First reported last week, the unspecified flaw in Word could be used to execute remote code onto a PC, according to vulnerability monitoring firm Secunia.
So far, the preferred form of delivery for the malware has been email, according to Stephen Toulouse, head of the Microsoft Security Response Center (MSRC).
"First off on the vulnerability itself: I want to reiterate we’re hard at work on an update. The attack vector here is Word documents attached to an email or otherwise delivered to a user’s computer," he said on the MSRC blog. "The user would have to open it first for anything to happen. That information isn’t meant to say the issue isn’t serious, it’s just meant to clearly denote the scope of the threat."

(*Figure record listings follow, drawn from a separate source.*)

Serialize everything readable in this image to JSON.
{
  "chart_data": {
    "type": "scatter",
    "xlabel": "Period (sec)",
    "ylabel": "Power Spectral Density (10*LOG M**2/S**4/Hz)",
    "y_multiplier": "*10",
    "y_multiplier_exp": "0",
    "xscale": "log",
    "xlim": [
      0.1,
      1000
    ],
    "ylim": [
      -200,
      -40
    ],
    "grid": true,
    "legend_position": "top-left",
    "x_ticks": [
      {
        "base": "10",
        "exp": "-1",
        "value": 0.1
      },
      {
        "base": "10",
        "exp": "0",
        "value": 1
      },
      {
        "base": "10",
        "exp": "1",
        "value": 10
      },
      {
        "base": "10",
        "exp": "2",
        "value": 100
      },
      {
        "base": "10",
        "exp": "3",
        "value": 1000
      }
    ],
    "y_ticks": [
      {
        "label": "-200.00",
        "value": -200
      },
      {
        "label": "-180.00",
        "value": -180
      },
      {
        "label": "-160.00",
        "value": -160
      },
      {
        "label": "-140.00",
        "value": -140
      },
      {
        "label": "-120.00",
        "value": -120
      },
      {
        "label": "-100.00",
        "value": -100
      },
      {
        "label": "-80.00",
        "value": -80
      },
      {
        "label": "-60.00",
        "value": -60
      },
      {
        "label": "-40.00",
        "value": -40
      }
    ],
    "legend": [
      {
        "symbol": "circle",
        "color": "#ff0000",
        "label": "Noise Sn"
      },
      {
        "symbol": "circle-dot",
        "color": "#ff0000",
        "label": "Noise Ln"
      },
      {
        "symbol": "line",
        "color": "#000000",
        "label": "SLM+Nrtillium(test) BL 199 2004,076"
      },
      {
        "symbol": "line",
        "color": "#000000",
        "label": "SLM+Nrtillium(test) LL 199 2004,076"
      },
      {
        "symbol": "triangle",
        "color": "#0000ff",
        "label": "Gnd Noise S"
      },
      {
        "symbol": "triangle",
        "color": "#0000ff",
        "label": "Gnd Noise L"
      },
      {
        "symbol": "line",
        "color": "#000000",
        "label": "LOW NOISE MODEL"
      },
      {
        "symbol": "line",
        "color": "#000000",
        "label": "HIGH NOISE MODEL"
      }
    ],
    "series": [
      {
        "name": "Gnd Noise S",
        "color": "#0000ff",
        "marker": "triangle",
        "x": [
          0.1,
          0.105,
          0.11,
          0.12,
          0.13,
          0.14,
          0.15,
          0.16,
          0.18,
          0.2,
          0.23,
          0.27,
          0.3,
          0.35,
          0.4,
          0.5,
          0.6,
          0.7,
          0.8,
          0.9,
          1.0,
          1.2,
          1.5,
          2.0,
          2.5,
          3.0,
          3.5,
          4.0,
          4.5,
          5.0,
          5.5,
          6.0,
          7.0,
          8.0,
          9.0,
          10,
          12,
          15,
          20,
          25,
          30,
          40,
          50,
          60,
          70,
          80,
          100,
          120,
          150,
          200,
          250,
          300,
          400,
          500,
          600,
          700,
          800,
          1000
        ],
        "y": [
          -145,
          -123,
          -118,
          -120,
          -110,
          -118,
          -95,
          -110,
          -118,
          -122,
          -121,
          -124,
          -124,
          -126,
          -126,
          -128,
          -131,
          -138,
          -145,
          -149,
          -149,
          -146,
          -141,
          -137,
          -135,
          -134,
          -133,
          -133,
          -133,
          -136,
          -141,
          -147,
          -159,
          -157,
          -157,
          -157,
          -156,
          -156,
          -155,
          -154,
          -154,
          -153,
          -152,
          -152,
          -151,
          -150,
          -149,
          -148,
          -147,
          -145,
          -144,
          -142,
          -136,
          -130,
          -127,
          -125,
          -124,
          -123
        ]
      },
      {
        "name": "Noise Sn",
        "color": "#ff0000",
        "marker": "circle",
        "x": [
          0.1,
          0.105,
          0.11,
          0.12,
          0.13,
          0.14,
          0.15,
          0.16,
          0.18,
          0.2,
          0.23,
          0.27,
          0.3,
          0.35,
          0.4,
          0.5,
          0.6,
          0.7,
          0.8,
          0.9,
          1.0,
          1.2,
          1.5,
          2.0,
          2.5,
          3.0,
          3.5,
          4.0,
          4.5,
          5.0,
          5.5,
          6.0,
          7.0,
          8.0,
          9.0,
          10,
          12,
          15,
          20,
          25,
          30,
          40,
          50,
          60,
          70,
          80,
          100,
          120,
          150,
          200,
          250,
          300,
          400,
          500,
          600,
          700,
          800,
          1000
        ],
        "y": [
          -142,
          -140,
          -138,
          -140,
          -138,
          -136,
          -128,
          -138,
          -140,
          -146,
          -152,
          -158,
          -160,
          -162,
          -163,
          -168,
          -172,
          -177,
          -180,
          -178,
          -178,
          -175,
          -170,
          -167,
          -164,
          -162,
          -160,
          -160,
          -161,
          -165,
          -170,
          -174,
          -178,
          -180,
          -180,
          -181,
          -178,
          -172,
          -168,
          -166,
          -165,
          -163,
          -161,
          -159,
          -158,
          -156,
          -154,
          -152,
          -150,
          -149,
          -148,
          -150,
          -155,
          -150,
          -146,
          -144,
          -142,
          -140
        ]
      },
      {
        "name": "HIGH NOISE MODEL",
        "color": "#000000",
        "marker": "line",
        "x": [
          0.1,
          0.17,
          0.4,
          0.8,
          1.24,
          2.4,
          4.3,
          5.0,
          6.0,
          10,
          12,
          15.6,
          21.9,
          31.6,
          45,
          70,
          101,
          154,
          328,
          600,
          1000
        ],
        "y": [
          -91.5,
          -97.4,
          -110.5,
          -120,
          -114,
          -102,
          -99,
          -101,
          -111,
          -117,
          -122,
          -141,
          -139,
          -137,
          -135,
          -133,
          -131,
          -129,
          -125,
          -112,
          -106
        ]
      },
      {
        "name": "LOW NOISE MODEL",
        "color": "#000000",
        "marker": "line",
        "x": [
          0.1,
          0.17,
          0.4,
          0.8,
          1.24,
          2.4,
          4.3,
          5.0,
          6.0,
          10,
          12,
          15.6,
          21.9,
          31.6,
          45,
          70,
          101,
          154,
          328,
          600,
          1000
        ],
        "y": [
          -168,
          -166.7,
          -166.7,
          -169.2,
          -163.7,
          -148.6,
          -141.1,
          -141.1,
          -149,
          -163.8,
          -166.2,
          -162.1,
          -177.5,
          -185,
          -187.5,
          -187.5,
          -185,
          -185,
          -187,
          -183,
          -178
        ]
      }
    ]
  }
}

Toulouse said that the malicious emails tend to arrive in bunches, with fake domains similar to the actual domains of the targets.
Symantec warned PC users last week about activity surrounding the flaw, including malicious PowerPoint slides and Excel charts, a trojan called Backdoor.Ginwui and a malicious Word document called Trojan.Mdropper.H.
The exploits caused Symantec to raise its ThreatCon level to Level 2 (Level 1 is the lowest, and Level 4 is the highest).
Vendor F-Secure called threats from DOC files "a nasty attack vector."
"Five years ago, when macro viruses were the No. 1 problem, many companies were not allowing native DOC files through their email gateways," said Mikko Hypponen, chief research officer at the Helsinki-based firm. "Now that has changed, and DOCs typically get through just fine. But Word has vulnerabilities and users typically don’t install Word patches nearly as well as Windows patches."